The otheros.bld loaded code can only make the lvl1 NAND based code library calls- this level of security is implemented in NAND code which is reinforced by the CBE hardware security. This means even if you found a stack overflow, heap overflow, or any other variant of vulnerability- it'd at most lock down the system because of local stores. You couldn't really overwrite a pointer for NAND based code because of the lockout procedure of SPE and how data from the hard disk is loaded into the public BUS part of the 256KB.
I'm mainly interested in how the CBE acts when it loads it's first code from NAND, because that's where the trusted processing starts, and the part all vendors leave less detailed in literature.
Also IBM says the binaries are only encrypted in the part of the ELF that does key exchanges with the processor when loaded, and supposedly they all have this part.
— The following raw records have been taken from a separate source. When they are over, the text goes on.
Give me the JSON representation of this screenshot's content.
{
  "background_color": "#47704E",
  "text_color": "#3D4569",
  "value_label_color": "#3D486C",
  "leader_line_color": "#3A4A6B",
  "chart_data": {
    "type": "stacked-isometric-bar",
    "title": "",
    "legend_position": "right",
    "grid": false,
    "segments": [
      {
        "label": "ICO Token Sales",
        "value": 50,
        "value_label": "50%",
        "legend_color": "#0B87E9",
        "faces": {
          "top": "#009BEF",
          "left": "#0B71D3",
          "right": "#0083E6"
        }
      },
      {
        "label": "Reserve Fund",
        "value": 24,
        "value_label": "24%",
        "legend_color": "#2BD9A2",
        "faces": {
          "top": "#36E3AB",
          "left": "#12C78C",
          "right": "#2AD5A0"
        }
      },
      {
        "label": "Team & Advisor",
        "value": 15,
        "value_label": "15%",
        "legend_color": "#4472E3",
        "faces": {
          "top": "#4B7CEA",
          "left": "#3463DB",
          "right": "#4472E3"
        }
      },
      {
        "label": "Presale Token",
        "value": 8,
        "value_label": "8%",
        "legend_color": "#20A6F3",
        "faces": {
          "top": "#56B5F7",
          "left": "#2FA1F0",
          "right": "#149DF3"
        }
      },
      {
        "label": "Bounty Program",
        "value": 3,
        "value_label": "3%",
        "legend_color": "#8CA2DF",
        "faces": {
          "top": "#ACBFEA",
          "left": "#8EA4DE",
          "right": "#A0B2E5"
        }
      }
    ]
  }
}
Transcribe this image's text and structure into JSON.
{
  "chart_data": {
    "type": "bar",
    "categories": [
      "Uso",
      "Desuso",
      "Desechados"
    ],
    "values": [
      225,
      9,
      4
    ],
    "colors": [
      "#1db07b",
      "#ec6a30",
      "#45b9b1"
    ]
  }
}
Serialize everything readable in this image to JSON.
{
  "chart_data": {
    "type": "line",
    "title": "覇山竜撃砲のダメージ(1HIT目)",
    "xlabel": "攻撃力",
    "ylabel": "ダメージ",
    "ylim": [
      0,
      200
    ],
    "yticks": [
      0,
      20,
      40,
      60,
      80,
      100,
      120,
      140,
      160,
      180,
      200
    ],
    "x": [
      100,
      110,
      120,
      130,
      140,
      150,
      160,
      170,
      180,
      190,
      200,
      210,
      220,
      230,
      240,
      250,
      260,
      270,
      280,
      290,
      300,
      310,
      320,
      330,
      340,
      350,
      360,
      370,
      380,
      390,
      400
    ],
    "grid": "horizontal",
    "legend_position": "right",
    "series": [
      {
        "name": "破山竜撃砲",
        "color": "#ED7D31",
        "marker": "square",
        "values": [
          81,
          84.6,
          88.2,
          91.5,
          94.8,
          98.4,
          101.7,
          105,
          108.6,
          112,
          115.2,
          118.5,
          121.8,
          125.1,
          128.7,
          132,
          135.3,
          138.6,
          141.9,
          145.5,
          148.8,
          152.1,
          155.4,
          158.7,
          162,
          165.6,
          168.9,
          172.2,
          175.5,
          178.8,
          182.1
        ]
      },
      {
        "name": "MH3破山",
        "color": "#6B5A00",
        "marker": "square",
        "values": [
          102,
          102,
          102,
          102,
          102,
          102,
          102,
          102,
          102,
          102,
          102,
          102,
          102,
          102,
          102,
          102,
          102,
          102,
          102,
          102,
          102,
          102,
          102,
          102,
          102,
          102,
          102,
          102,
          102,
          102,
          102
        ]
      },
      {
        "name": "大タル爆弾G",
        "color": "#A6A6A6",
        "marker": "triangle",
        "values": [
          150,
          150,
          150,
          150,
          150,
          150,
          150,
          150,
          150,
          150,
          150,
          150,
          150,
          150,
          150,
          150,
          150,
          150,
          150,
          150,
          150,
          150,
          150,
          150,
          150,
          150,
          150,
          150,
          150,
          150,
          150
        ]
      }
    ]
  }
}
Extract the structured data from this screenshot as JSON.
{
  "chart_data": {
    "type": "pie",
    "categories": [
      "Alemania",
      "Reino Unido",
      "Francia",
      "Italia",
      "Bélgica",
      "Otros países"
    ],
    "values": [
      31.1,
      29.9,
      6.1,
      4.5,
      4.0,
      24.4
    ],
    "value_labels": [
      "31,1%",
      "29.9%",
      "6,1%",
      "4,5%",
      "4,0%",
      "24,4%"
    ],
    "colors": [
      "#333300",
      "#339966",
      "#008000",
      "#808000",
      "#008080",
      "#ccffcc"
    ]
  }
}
My theory is the IBM/Sony/Toshiba crypto library is compiled into each ELF, and the entry point of the ELF calls the library to modify that part on the stack using root key, and then the code itself uses polymorphism using it's own key in a RSA PKP sheme.
It's all security through obscurity still. They give almost no detail on secure boot, and the QS20 uses the same NAND-CBE relationship just minus Sony and Nvidia code.
EDIT: This info with links where posted over at ps2dev, and they basically shunned it. I guess the account was new, and the info was valid, so the convenient route was to ignore it instead of nay saying the actual designers of the system. I notice the same effect with the other post made with the same account asking for the makefile of a demo. This seems to be a behavior that only occurs in the general population of the Internet, or outside special interest academic and research communities.